The last is the Borda House located in Mexico City on Madero Street in the historic center. Originally the building encompassed an entire city block and was supposed to rival the palaces of Hernán Cortés and his descendants. It was also a present from Borda to his wife after he regained his wealth from his mines in Zacatecas. The building has two ironwork balconies on the two upper floors that went around the entire structure, allowing Borda to walk around the block without ever leaving his house. Since Borda's death, this building has been partitioned and most of it is lost except for a small section on Madero Street.
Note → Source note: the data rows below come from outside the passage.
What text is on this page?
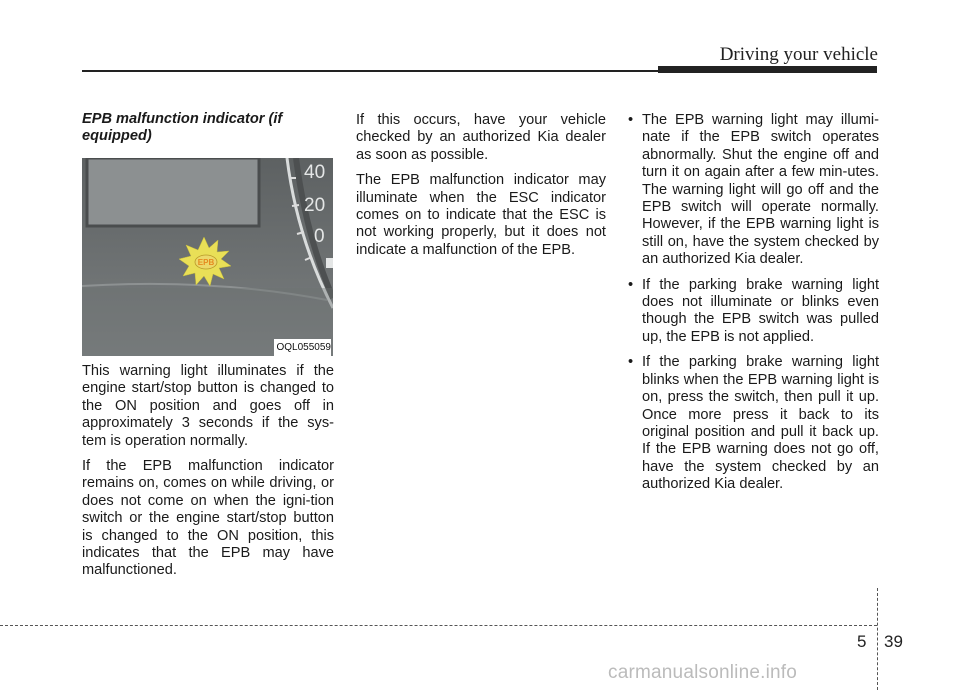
Driving your vehicle
EPB malfunction indicator (if equipped)
40
20
0
EPB
OQL055059

This warning light illuminates if the engine start/stop button is changed to the ON position and goes off in approximately 3 seconds if the sys-tem is operation normally.

If the EPB malfunction indicator remains on, comes on while driving, or does not come on when the igni-tion switch or the engine start/stop button is changed to the ON position, this indicates that the EPB may have malfunctioned.

If this occurs, have your vehicle checked by an authorized Kia dealer as soon as possible.

The EPB malfunction indicator may illuminate when the ESC indicator comes on to indicate that the ESC is not working properly, but it does not indicate a malfunction of the EPB.

• The EPB warning light may illumi-nate if the EPB switch operates abnormally. Shut the engine off and turn it on again after a few min-utes. The warning light will go off and the EPB switch will operate normally. However, if the EPB warning light is still on, have the system checked by an authorized Kia dealer.
• If the parking brake warning light does not illuminate or blinks even though the EPB switch was pulled up, the EPB is not applied.
• If the parking brake warning light blinks when the EPB warning light is on, press the switch, then pull it up. Once more press it back to its original position and pull it back up. If the EPB warning does not go off, have the system checked by an authorized Kia dealer.
5 39
carmanualsonline.info
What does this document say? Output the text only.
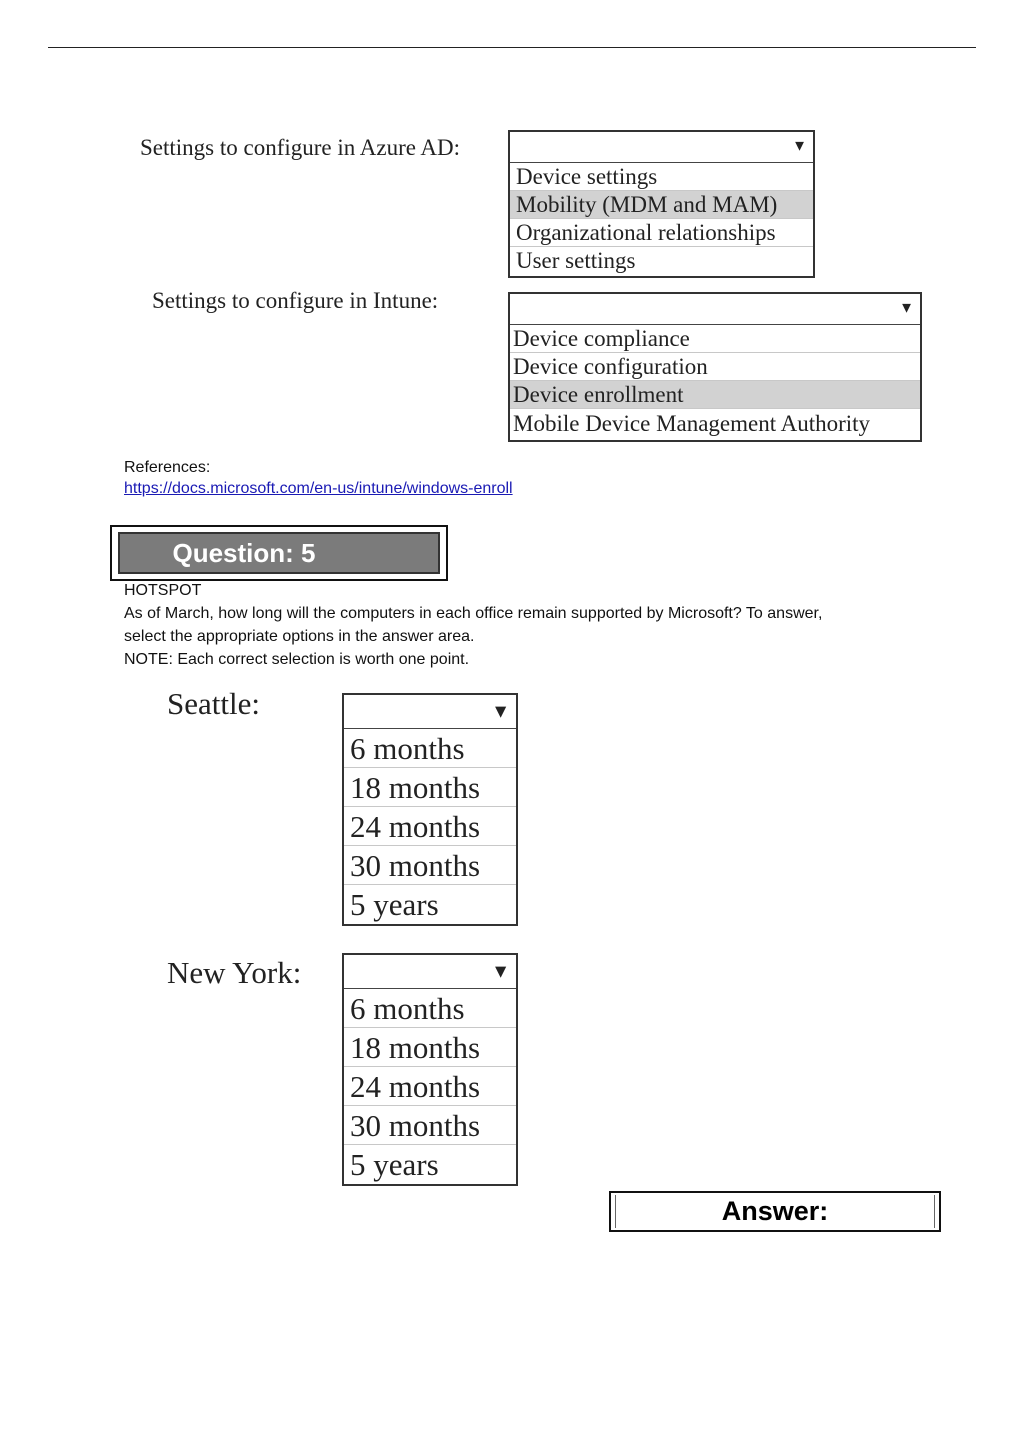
Settings to configure in Azure AD:	▼
Device settings
Mobility (MDM and MAM)
Organizational relationships
User settings
Settings to configure in Intune:	▼
Device compliance
Device configuration
Device enrollment
Mobile Device Management Authority
References:
https://docs.microsoft.com/en-us/intune/windows-enroll
Question: 5
HOTSPOT
As of March, how long will the computers in each office remain supported by Microsoft? To answer,
select the appropriate options in the answer area.
NOTE: Each correct selection is worth one point.
Seattle:	▼
6 months
18 months
24 months
30 months
5 years
New York:	▼
6 months
18 months
24 months
30 months
5 years
Answer:
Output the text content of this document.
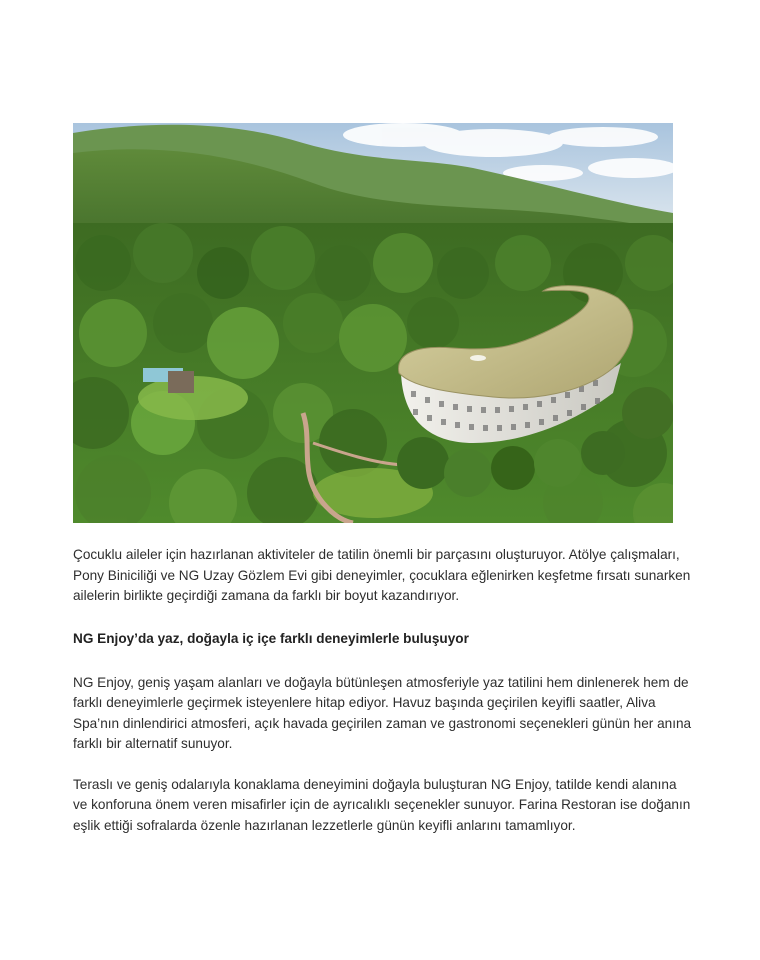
Çocuklu aileler için hazırlanan aktiviteler de tatilin önemli bir parçasını oluşturuyor. Atölye çalışmaları, Pony Biniciliği ve NG Uzay Gözlem Evi gibi deneyimler, çocuklara eğlenirken keşfetme fırsatı sunarken ailelerin birlikte geçirdiği zamana da farklı bir boyut kazandırıyor.

NG Enjoy’da yaz, doğayla iç içe farklı deneyimlerle buluşuyor

NG Enjoy, geniş yaşam alanları ve doğayla bütünleşen atmosferiyle yaz tatilini hem dinlenerek hem de farklı deneyimlerle geçirmek isteyenlere hitap ediyor. Havuz başında geçirilen keyifli saatler, Aliva Spa’nın dinlendirici atmosferi, açık havada geçirilen zaman ve gastronomi seçenekleri günün her anına farklı bir alternatif sunuyor.

Teraslı ve geniş odalarıyla konaklama deneyimini doğayla buluşturan NG Enjoy, tatilde kendi alanına ve konforuna önem veren misafirler için de ayrıcalıklı seçenekler sunuyor. Farina Restoran ise doğanın eşlik ettiği sofralarda özenle hazırlanan lezzetlerle günün keyifli anlarını tamamlıyor.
The remains of the double balcony are still present.

==Legacy==
God gives to La Borda and La Borda gives to God, reads his family's motto, explaining his generosity to the Roman Catholic Church. The Santa Prisca Church is the largest work associated with Borda, although he funded numerous social charities as well. Archbishop of New Spain, Antonio Jimenez y Frias said that he was “a miner distinguished for his charity, rare in his virtue, exceptional for his humility, a phoenix for his liberal views and, in a word, a hero of the rich miners of this America." ("Minero distinguido por su caridad, excepcional por su virtud, singular por su hamanitarismo, fénix por su incomparable liberaldad: en una palabra, el héroe de los ricos mineros de esta América".) There is a parchment signed by Pope Benedict XIV dedicated to the miner referring to him as a friend. However, he is also remembered as one who made his fortune by cruelly exploiting native labor.

A species of Mexican gecko, Phyllodactylus bordai, is named in his honor.